Em 11 de abril, o Executivo protocolou uma nova proposta, desta vez com elevação do ICMS para 19%. A ação é listada entre parlamentares como a sexta falha nas tratativas. Tanto porque o governo mudou os motivos para defender a majoração, como pelos números em si. Sobre os motivos, surgiram a necessidade de pagar precatórios, cumprir os investimentos mínimos necessários na Educação, reajustar salários de servidores e sustentar as parcelas da dívida com a União. Sobre os números, no mesmo 11 de abril, entidades como Fiergs, Federasul e CDL abordaram na Comissão de Finanças da Assembleia dados da Secretaria da Fazenda sobre as boas expectativas para o ano. E a arrecadação de R$ 2,3 bilhões de ICMS a mais no primeiro trimestre, comparados com igual período de 2023. O valor ultrapassa o crescimento projetado pelo próprio governo para o ano inteiro, já que o previsto na lei orçamentária era de que nos 12 meses de 2024 a arrecadação somasse R$ 2,1 bilhões a mais do que a de 2023.

No dia seguinte, 12 de abril, teria ocorrido o sétimo deslize. Depois de reenviar um projeto que enfrentava alta resistência ao Parlamento, o governador embarcou para uma missão de 12 dias pela Europa. O período correspondia a quase metade daquele da tramitação do texto. Os dois principais articuladores políticos, o chefe da Casa Civil e o líder do governo na Assembleia, viajaram também, bem como o presidente do Parlamento. A oposição ocupou espaço e a base, nas palavras de um dos principais aliados no Legislativo “terminou de se perder.

O que dizem os líderes na Assembleia

“O calendário eleitoral tem sido o motivo maior da resistência no Parlamento, e isto não tem como contornar. Identificamos que não havia o interesse dos deputados em votar o texto neste momento. O fato é que estamos aqui na função de representar o governo e o ônus que enfrentamos é aquele que existe quando se admite que é necessário fazer gestão.” (Frederico Antunes, líder do governo na Assembleia e integrante do PP, que tem o maior número de cadeiras na base. Contabilizado como voto a favor do aumento do ICMS)

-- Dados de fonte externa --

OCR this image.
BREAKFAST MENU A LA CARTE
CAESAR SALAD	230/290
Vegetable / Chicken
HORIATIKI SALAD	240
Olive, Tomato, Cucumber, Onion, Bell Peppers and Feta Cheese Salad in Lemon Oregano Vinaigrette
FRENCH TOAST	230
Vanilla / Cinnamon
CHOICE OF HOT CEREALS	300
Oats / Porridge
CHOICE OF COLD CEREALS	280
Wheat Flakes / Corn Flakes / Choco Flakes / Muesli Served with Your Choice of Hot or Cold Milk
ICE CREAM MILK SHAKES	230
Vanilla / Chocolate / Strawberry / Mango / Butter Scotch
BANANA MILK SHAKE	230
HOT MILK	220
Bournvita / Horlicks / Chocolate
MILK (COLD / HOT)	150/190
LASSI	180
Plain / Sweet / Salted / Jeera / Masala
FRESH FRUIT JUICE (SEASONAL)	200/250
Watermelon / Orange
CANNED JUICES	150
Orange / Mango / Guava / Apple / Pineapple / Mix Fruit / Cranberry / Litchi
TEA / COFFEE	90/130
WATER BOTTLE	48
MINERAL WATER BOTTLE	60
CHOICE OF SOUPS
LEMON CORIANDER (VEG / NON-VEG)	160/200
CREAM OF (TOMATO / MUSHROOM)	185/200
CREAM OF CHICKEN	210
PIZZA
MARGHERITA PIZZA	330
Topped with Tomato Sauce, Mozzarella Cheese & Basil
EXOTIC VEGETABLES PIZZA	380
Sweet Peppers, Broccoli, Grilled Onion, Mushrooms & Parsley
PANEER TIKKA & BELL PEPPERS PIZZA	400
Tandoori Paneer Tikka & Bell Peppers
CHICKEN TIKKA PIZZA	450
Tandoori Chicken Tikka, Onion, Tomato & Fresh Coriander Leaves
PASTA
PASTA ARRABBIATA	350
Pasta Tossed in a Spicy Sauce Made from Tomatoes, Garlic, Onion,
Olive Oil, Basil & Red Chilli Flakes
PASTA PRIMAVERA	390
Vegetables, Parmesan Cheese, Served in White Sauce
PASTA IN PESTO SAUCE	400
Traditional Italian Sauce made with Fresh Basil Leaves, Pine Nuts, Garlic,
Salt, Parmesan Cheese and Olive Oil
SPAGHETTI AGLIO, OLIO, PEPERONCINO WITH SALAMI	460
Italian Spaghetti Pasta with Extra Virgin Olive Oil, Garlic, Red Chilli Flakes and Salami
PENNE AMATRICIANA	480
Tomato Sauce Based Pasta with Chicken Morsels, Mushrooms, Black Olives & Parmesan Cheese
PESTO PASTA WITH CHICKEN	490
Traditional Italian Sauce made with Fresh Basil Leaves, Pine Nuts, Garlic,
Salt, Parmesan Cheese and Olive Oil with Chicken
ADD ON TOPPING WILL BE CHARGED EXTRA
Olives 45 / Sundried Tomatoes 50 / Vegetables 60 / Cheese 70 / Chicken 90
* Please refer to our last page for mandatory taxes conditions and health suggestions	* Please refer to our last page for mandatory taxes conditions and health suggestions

“Foi positivo o movimento do governo em retirar o projeto, porque entendeu que não possuía a adesão adequada. E concordo, não tinha voto. Sobre os decretos, são outra celeuma. As medidas de mitigação sobre a cesta básica são importantes. Mas continuaremos conversando para que os demais produtos sejam protegidos. Há mais itens que precisam de atenção.” (Guilherme Pasin, líder da bancada do PP. Abriu voto contra o aumento do ICMS)

“Percebemos que existe uma guerra de narrativas e que a maioria opta por aquilo que lhe convém. Acreditei que haveria uma maior sensibilização agora, mas não foi o que aconteceu, e o governo retirou o texto e desidratou os decretos. Agora, sobre os decretos, precisamos acompanhar como cada setor vai se comportar e, na sequência, fazer uma reanálise.” (Edivilson Brum, líder da bancada do MDB, a segunda maior da base aliada. Contabilizado como voto a favor do aumento do ICMS)

“O governo apresenta dados sem uma sequência lógica, o que gera insegurança entre os deputados de partidos da base. Estes seguem sem as informações detalhadas que lhe permitiriam fazer uma defesa adequada da gestão. Conseguimos demonstrar com números que a arrecadação está crescendo. E a população passa uma mensagem clara, de que não quer aumento de impostos.” (Patrícia Alba, vice-líder da bancada do MDB e presidente da Comissão de Finanças, Planejamento, Fiscalização e Controle. Abriu voto contra o aumento do ICMS)

“O governo cometeu um erro político grave ao propor a majoração do ICMS. Ampliou o erro mantendo os decretos e, neles, parte dos itens da cesta básica. É perverso um Estado ter mais de R$ 13 bilhões em renúncia fiscal e decidir retirar benefícios justamente de produtos da cesta básica para arrecadar, somadas ainda outras medidas, R$ 850 milhões. Certamente tinha outras alternativas.” (Miguel Rossetto, vice-líder da bancada do PT, a maior de oposição. Abriu voto contra o aumento do ICMS)

“Além de não identificarmos a necessidade de aumentar impostos, de não haver fato novo em relação ao ano passado, o governo demonstra uma falta de sensibilidade incrível neste momento. Estamos no meio de mais uma tragédia em função das chuvas, muitos gaúchos vão perder tudo, de novo, e o que o Executivo faz? Aumenta o preço dos alimentos.” (Rodrigo Lorenzoni, líder da bancada do PL, a segunda maior de oposição. Abriu voto contra o aumento do ICMS).